Cientos y cientos de individuos que militamos en movimientos de carácter político nos movemos con la motivación del servicio público, la decencia y el altruismo

El político, la persona, el servidor público, el convecino. Estos conceptos, enlazados con los términos decencia, empatía, honradez, colaboración, esfuerzo, o trabajo aplicados a la dedicación de nuestro tiempo y esfuerzo personal en favor de quienes nos rodean con la premisa de mejorar las condiciones de vida a nuestro alrededor y huir de la injusticia, el protagonismo o la codicia hicieron que, en un momento determinado yo, al igual que otros y otras muchas, tomáramos la decisión de participar activamente en la toma de decisiones, en mi caso concreto a nivel municipal.
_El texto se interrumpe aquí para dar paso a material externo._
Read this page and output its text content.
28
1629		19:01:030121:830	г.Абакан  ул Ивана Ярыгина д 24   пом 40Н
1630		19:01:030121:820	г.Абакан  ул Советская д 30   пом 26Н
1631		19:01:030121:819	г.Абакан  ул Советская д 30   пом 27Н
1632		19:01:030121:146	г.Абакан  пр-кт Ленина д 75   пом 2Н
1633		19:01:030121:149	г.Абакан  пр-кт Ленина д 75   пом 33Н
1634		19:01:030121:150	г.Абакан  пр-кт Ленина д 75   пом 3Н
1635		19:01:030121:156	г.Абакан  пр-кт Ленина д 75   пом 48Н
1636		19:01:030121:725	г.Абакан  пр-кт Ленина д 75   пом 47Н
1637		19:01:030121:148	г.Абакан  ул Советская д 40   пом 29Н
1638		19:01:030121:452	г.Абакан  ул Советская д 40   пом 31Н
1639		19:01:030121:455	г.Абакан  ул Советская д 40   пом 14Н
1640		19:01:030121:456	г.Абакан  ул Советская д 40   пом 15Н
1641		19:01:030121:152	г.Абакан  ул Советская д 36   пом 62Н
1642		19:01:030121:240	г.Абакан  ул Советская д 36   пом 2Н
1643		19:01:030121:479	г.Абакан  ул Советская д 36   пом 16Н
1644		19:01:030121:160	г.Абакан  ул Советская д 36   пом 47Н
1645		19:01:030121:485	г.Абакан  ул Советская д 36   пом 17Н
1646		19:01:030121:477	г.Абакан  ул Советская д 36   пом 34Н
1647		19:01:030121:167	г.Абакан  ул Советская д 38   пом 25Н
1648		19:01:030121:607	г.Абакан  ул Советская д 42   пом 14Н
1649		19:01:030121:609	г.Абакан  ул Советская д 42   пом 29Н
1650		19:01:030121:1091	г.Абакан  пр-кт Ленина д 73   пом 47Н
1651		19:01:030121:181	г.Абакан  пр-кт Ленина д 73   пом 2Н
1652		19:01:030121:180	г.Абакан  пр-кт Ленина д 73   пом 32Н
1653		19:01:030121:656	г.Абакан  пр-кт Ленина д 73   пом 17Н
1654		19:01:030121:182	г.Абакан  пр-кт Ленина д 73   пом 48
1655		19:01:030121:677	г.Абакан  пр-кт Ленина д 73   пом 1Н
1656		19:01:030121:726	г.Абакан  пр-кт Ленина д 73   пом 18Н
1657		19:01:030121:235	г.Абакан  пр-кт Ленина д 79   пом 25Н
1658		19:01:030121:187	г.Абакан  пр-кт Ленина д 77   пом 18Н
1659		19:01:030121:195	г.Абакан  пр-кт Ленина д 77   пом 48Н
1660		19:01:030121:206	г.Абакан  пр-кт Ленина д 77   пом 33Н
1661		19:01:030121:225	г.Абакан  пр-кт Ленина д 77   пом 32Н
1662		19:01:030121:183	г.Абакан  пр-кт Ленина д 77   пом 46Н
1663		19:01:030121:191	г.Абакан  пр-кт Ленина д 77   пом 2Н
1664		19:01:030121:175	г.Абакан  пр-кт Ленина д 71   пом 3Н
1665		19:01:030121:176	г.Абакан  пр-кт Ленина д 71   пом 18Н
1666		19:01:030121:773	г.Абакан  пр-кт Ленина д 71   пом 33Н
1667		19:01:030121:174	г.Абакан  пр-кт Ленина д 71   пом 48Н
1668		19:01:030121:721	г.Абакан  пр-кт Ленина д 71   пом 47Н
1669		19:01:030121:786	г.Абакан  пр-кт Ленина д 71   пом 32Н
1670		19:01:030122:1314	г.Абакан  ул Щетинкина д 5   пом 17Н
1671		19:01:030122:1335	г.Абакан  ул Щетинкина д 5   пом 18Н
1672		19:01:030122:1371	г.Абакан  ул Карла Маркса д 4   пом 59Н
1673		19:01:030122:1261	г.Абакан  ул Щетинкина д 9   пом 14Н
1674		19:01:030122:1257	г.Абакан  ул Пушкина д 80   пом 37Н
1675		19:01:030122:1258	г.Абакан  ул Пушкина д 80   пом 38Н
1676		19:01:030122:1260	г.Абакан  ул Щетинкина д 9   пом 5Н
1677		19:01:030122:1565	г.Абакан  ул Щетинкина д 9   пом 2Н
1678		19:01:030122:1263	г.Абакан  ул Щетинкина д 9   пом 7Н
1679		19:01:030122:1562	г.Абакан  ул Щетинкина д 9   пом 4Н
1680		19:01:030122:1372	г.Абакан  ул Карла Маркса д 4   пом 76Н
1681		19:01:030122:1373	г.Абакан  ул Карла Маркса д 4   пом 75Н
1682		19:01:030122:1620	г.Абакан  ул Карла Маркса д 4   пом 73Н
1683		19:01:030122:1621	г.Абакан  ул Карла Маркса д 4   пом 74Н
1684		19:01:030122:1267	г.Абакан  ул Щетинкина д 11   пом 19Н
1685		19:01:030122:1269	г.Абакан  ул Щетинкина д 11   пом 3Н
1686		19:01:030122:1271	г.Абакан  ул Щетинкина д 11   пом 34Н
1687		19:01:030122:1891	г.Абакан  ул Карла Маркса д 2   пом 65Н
Hace unos días se celebró, convocada por una plataforma vecinal, una reunión informativa en la pedanía donde resido acerca de un asunto candente. Por la relevancia del tema a tratar dicho colectivo, con muy buena voluntad, procedió a invitar a este encuentro a representantes tanto de partidos con representación en el consistorio como de formaciones políticas que aún no estamos presentes en esa institución. Lo llamativo es cómo de diferente entendemos la ciudadanía la naturaleza de la actividad política. Mientras que la mesa que presidía el encuentro nos interpelaba con frases parecidas a: “Vosotros, los políticos no podéis desentenderos de nuestros problemas, tenéis que hacernos caso y tratar de darnos soluciones”, le intenté hacer ver a la vecina que encabezaba ésta que, en mi caso y en el de un gran número de personas, ni somos políticos, ni es nuestra profesión, ni es a perpetuidad. Le quise explicar que, al igual que ella con toda la ilusión del mundo encabeza durante un tiempo una agrupación cuyo único anhelo es echar una mano de manera desinteresada, así los cientos y cientos de individuos que militamos en movimientos de carácter político nos movemos, en términos generales, con la misma motivación, es decir el servicio público, la decencia y el altruismo, tratando de procurar el bien general aun a costa del propio en algunos casos. Por ello rompo una lanza en favor de todos esos pequeños grandes no políticos.